I was 15 turning 16 years old, a time of coming of age and exploring identity, and my mother read in a Korean newspaper of a ‘comfort woman’ survivor in Seoul coming forward with her story and she shared the news with me. ‘Comfort women’ is a horrific euphemism for forced prostitution victims of the Imperial Japanese military. I was shocked to learn of this mass enslavement of girls and women for the Japanese military. And I was even more surprised that there was no documentation of what happened to these women in my Euro-centric history books in Vancouver, British Columbia. Interestingly, the shock I experienced is the same reaction that my Japanese exchange student friends had when they learned of military sexual enslavement (comfort women) and the Rape of Nanjing in 1937 and other egregious human rights violations committed by the Japanese military before and during WWII. There was no mention of this in their textbooks either. This issue of comfort women and remembering history is critical to prevent history from repeating again. Sadly, the cycle of forced prostitution continues.
Why did you decide to write a book about this issue?
This book was quite heavy at times to write due to the nature of these stories of death, torture and sex slavery. The catalyst for the book happened when an editor reached out to me in 2001 after I wrote an opinion piece on ‘comfort women’ and their demands for a sincere apology. This editor asked me to submit a book proposal. That propelled me to start researching and I met Kim Soon-duk, a survivor, in 2001 in Washington, DC. Meeting Kim and hearing her story deeply impacted me. I also felt I owed it to the women survivors who asked me to tell their stories to the world.
How did you collate all of the information? It must have taken a long time…
It took more than 10 years to gather information and interview survivors, activists and experts. I was working full-time and had other humanitarian projects on the go. I’ve attended many conferences on Japanese war crimes and have tracked this international movement of justice for comfort women for a decade. The Korean activists, for instance, started out with national influence, then began to network with other Asian NGOs, and then took their cause to the United Nations, the International Labour Organisation and helped organise a mock international tribunal with delegates from around the world including from North Korea.
This month marks the third International Memorial Day for Comfort Women, in the 70th year since the end of WWII. Why do you think it has taken so long to acknowledge the plight of these women?
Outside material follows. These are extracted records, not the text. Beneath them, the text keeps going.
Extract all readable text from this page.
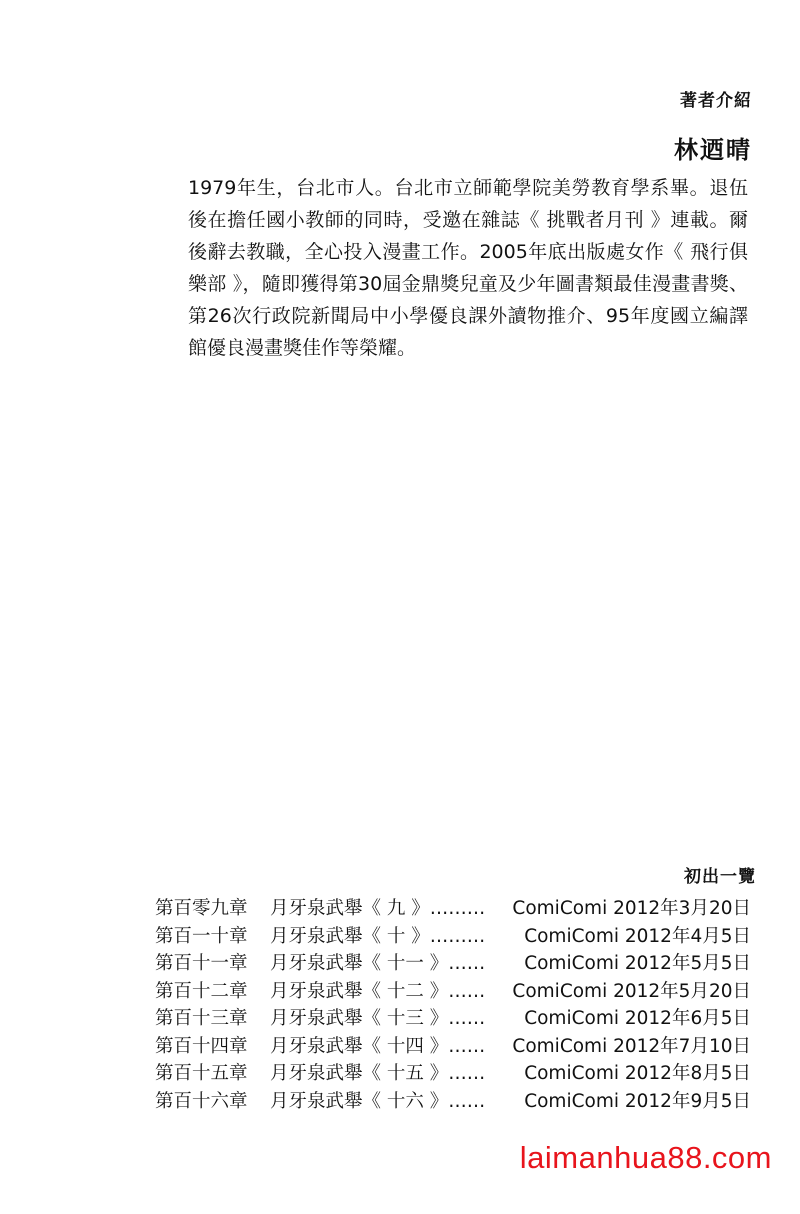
著者介紹
林迺晴

1979年生，台北市人。台北市立師範學院美勞教育學系畢。退伍後在擔任國小教師的同時，受邀在雜誌《 挑戰者月刊 》連載。爾後辭去教職，全心投入漫畫工作。2005年底出版處女作《 飛行俱樂部 》，隨即獲得第30屆金鼎獎兒童及少年圖書類最佳漫畫書獎、第26次行政院新聞局中小學優良課外讀物推介、95年度國立編譯館優良漫畫獎佳作等榮耀。

初出一覽
第百零九章	月牙泉武舉《 九 》………	ComiComi 2012年3月20日
第百一十章	月牙泉武舉《 十 》………	ComiComi 2012年4月5日
第百十一章	月牙泉武舉《 十一 》……	ComiComi 2012年5月5日
第百十二章	月牙泉武舉《 十二 》……	ComiComi 2012年5月20日
第百十三章	月牙泉武舉《 十三 》……	ComiComi 2012年6月5日
第百十四章	月牙泉武舉《 十四 》……	ComiComi 2012年7月10日
第百十五章	月牙泉武舉《 十五 》……	ComiComi 2012年8月5日
第百十六章	月牙泉武舉《 十六 》……	ComiComi 2012年9月5日
laimanhua88.com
These women suffered in silence from extreme shame; shame from their sexual enslavement and out of fear of being ostracized for being “tainted” as a sex slavery victim. Some of these survivors who spoke out in public waited until their partners were deceased, until they had no family members to bring shame upon. The Chinese comfort women victims were struggling to survive for decades and had to contend with the Cultural Revolution. I believe there are still hundreds of elderly women who were enslaved in the Japanese military sex slavery system and they’ll take their secret to the grave.
Shame seems to be a recurring theme – do you think that the stigma around rape is going away at all?
It’s improving for female victims in armed conflict and activism for comfort women survivors has brought a lot of awareness to the suffering of girls and women in war zones. But as for rape victims in Asia, the stigma seems to still be there.
The majority of the women interviewed are just looking for an apology from Japan, do you believe this will happen?
Every single military sex slave survivor who spoke out has demanded a sincere apology that brings healing and restoration from the Japanese Prime Minister and government. The current Prime Minister, Shinzo Abe, is angering the victims again with his disingenuous statements of remorse. He has denied these comfort women were coerced into being military sex slaves, he has played down war time human rights violations, visited Yasukuni shrine (the equivalent would be a religious shrine to Hitler and the top Nazi war criminals) and has said in the same breath as his statement of remorse that the future generations of Japanese should not have to apologise anymore. This is a prime minister who has wept over the Japanese citizens who were kidnapped by the North Koreans. Why can’t he simply say a sincere sorry and admit these women were coerced into military forced prostitution?
You note that the US has not done enough to bring justice to former sex slaves. To what do you attribute this?
Several human rights lawyers and experts told me it boils down to racism. I’ll have to agree. Asian victims of military sex slavery were treated with tragic indifference compared to the small group of Dutch female victims, who were prisoners-of-war in Indonesia [former Dutch colony] that had their perpetrators brought to trial in Batavia after WWII and were convicted. Plus, Japan and the US have enjoyed a long friendly relationship as Japan was propped up almost immediately as a bulwark against communism in east Asia post-WWII.